Все это казалось очень странным. Даже если он злился на маму и сильно обижался, он в любом случае воссоединился с Эвелин.

Внезапно прозвенел таймер, и я кинулась к духовке, чтобы вытащить картофель. Сверху образовалась хрустящая корочка. Одного взгляда оказалось достаточно, чтобы понять: получилось идеально.

Наверху закрылась дверь. Аккуратно, но достаточно громко, чтобы мы поняли, что мама сейчас спустится.

– Как Эвелин связана с их разногласиями? – спросила я, присев напротив папы.

– Напрямую никак. Но я же сказал, из-за нее между ними всегда витало какое-то напряжение. – Папа посмотрел на лестницу, с которой вот-вот должна была спуститься мама. – Оставим этот разговор между нами, ладно?

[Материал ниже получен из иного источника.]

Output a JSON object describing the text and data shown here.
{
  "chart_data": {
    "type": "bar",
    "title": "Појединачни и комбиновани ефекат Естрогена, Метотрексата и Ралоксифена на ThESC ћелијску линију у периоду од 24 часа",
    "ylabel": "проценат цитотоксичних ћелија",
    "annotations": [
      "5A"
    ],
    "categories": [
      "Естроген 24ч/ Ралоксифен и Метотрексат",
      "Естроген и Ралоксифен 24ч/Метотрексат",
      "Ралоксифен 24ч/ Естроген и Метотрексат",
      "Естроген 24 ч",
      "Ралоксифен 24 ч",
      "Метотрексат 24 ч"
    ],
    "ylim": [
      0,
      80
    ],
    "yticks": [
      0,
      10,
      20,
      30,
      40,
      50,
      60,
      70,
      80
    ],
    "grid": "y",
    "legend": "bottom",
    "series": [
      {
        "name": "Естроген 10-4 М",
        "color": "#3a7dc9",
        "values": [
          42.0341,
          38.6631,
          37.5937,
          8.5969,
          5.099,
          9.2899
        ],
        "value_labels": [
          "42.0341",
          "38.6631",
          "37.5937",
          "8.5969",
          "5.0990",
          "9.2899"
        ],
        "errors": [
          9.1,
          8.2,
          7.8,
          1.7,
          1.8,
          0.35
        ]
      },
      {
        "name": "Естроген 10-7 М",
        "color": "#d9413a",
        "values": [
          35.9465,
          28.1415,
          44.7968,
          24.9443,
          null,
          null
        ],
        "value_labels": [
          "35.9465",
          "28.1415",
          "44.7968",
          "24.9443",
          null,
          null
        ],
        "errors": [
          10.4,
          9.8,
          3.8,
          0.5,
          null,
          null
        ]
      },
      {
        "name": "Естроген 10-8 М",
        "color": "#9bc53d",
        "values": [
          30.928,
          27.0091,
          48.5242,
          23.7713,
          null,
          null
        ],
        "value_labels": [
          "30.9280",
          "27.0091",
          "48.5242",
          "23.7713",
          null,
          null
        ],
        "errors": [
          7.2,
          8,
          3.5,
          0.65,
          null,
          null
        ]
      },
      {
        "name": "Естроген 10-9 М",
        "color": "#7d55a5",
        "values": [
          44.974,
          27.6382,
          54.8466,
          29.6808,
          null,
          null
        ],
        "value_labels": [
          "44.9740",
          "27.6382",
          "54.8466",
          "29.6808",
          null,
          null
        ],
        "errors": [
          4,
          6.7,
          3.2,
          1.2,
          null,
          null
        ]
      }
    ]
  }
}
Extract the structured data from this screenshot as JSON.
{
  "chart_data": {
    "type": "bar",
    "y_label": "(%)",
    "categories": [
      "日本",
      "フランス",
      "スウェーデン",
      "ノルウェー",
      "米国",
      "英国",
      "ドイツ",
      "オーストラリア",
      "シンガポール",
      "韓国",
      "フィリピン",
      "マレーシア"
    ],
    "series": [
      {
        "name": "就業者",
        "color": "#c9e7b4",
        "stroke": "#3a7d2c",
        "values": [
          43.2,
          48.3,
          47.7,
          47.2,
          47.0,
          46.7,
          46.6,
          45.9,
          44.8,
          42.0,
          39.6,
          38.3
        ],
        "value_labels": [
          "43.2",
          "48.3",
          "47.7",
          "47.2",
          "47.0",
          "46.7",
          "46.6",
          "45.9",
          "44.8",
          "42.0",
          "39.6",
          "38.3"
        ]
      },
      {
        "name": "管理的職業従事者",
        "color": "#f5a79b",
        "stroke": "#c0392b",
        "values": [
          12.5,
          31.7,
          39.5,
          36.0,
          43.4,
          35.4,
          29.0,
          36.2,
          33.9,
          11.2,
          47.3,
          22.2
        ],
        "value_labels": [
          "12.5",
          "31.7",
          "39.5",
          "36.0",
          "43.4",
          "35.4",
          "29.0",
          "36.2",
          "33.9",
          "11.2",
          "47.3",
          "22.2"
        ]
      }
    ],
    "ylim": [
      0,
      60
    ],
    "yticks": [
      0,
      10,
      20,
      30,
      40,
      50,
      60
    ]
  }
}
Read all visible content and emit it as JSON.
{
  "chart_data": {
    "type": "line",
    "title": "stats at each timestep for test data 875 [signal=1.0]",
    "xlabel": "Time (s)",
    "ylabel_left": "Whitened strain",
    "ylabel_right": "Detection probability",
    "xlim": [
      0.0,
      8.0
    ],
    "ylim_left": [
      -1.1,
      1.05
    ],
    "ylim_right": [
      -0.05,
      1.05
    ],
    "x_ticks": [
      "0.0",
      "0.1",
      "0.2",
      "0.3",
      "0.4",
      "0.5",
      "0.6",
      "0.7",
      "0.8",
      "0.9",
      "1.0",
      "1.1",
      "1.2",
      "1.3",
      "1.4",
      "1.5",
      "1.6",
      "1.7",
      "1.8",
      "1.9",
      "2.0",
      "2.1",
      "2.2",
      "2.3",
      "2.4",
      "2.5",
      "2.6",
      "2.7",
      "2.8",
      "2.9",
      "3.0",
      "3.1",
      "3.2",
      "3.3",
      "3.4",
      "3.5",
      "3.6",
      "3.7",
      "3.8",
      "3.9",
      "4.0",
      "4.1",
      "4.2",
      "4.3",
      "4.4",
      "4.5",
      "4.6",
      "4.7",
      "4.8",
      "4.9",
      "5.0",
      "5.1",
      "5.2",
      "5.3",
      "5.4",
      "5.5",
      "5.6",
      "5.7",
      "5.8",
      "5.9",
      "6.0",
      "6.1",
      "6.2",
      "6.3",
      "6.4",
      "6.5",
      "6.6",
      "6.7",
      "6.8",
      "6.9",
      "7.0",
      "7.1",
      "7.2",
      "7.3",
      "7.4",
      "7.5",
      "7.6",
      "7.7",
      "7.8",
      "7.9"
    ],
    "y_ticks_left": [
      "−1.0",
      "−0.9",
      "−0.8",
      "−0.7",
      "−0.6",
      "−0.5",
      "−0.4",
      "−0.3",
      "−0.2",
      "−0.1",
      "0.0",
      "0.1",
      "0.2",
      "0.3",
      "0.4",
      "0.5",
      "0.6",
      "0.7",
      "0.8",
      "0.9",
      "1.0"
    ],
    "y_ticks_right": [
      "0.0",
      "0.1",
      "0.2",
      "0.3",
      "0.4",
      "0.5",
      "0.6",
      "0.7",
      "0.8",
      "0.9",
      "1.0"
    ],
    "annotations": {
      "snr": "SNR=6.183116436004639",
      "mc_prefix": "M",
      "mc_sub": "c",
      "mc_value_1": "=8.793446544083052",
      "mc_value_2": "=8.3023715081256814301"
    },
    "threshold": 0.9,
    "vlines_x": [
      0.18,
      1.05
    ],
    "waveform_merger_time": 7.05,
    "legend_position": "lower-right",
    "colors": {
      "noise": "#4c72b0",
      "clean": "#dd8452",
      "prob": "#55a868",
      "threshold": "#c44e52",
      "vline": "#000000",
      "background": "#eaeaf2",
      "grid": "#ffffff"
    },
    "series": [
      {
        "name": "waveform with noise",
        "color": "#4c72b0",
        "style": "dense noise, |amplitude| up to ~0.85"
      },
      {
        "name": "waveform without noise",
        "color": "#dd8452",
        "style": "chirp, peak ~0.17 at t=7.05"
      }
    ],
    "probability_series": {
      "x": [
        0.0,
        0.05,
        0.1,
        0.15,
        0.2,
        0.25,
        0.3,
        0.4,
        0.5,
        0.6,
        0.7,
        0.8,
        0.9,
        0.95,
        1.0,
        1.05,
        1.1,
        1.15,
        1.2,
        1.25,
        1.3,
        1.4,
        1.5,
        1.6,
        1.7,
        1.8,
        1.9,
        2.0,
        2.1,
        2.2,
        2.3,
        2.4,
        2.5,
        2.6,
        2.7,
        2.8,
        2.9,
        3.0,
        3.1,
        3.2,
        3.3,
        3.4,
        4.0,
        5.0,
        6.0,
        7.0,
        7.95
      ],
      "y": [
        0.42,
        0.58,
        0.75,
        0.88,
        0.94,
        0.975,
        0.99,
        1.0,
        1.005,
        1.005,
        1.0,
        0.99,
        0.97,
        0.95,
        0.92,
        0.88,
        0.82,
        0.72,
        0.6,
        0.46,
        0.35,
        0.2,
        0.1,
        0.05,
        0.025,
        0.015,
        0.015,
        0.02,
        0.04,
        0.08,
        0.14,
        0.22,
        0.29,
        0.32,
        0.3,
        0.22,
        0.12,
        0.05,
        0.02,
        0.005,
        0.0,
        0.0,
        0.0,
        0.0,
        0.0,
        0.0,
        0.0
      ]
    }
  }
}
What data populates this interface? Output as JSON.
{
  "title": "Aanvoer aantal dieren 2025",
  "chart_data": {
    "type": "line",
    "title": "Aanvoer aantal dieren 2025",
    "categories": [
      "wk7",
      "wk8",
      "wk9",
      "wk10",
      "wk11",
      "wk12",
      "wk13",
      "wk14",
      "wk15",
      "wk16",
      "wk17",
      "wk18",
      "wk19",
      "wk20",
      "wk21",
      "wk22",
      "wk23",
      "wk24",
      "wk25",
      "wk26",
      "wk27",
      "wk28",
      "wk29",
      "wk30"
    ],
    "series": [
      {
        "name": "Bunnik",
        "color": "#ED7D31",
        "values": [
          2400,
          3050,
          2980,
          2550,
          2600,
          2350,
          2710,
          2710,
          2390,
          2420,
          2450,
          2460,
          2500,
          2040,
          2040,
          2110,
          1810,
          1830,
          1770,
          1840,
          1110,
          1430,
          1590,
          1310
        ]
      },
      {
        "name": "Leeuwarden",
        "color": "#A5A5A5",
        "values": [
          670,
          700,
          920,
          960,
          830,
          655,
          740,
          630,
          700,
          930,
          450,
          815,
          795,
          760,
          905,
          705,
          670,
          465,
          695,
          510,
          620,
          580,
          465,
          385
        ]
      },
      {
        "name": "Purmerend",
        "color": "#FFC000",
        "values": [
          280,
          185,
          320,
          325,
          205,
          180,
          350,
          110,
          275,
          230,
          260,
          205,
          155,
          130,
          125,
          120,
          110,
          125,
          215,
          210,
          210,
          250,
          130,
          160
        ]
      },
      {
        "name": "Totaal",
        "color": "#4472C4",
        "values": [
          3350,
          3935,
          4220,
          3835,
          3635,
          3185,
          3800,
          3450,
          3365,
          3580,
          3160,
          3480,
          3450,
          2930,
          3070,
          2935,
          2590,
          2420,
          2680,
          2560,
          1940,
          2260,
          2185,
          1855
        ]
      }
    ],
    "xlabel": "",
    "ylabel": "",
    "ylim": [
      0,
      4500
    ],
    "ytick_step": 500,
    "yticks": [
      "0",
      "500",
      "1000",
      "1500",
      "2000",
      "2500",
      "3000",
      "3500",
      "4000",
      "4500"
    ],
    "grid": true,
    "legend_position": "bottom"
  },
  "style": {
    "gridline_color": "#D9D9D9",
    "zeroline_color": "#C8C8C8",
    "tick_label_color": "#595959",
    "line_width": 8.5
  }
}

– Само собой. Это наш секрет, – пообещала я, чувствуя, что пропасть между мной и моими родителями стала лишь больше после того, как я узнала подробности их прошлого. Впрочем, папа не упомянул ничего такого, что помогло бы мне разобраться в истинной причине ссоры, состоявшейся между мамой и Билли. Но с подсказками, которые оставил мне дядя, я раскрою эту тайну, и не важно, помогут мне в этом родители или нет.

– А вот и она! – Папа с восхищением повернулся к лестнице. Мама смыла весь макияж. Я и не задумывалась, сколько косметики она наносила, пока не увидела ее бледные губы и усыпанное веснушками лицо. Мама осторожно спускалась вниз в своем атласном халате, плотно завязанном на талии.

– Я знаю, что из-за смерти Билли тебя мучает много вопросов, – сказала она, присев за стол. – Если бы у меня нашлись подходящие ответы, я бы уже давно тебе все объяснила! Но то, что произошло в прошлом между нами, причиняет лишь боль. Мне было очень тяжело, когда он перестал со мной общаться. Я этого никогда не хотела. Он сам выступил инициатором нашего разрыва, и я отказываюсь оправдывать его действия и обсуждать их.

– Значит, ты будешь просто притворяться, что его никогда не существовало? Что Эвелин никогда не существовало?

– А кто-то притворяется, что их никогда не было? – с раздражением, но имея на то все основания, возмутился папа. Последние двадцать минут он в красках описывал их историю, но одного маминого слова оказалось достаточно, чтобы эти разговоры вновь угодили под замок.

– Что ты надеешься выпытать?

– Вполне естественно пытаться узнать чуть больше о своих корнях.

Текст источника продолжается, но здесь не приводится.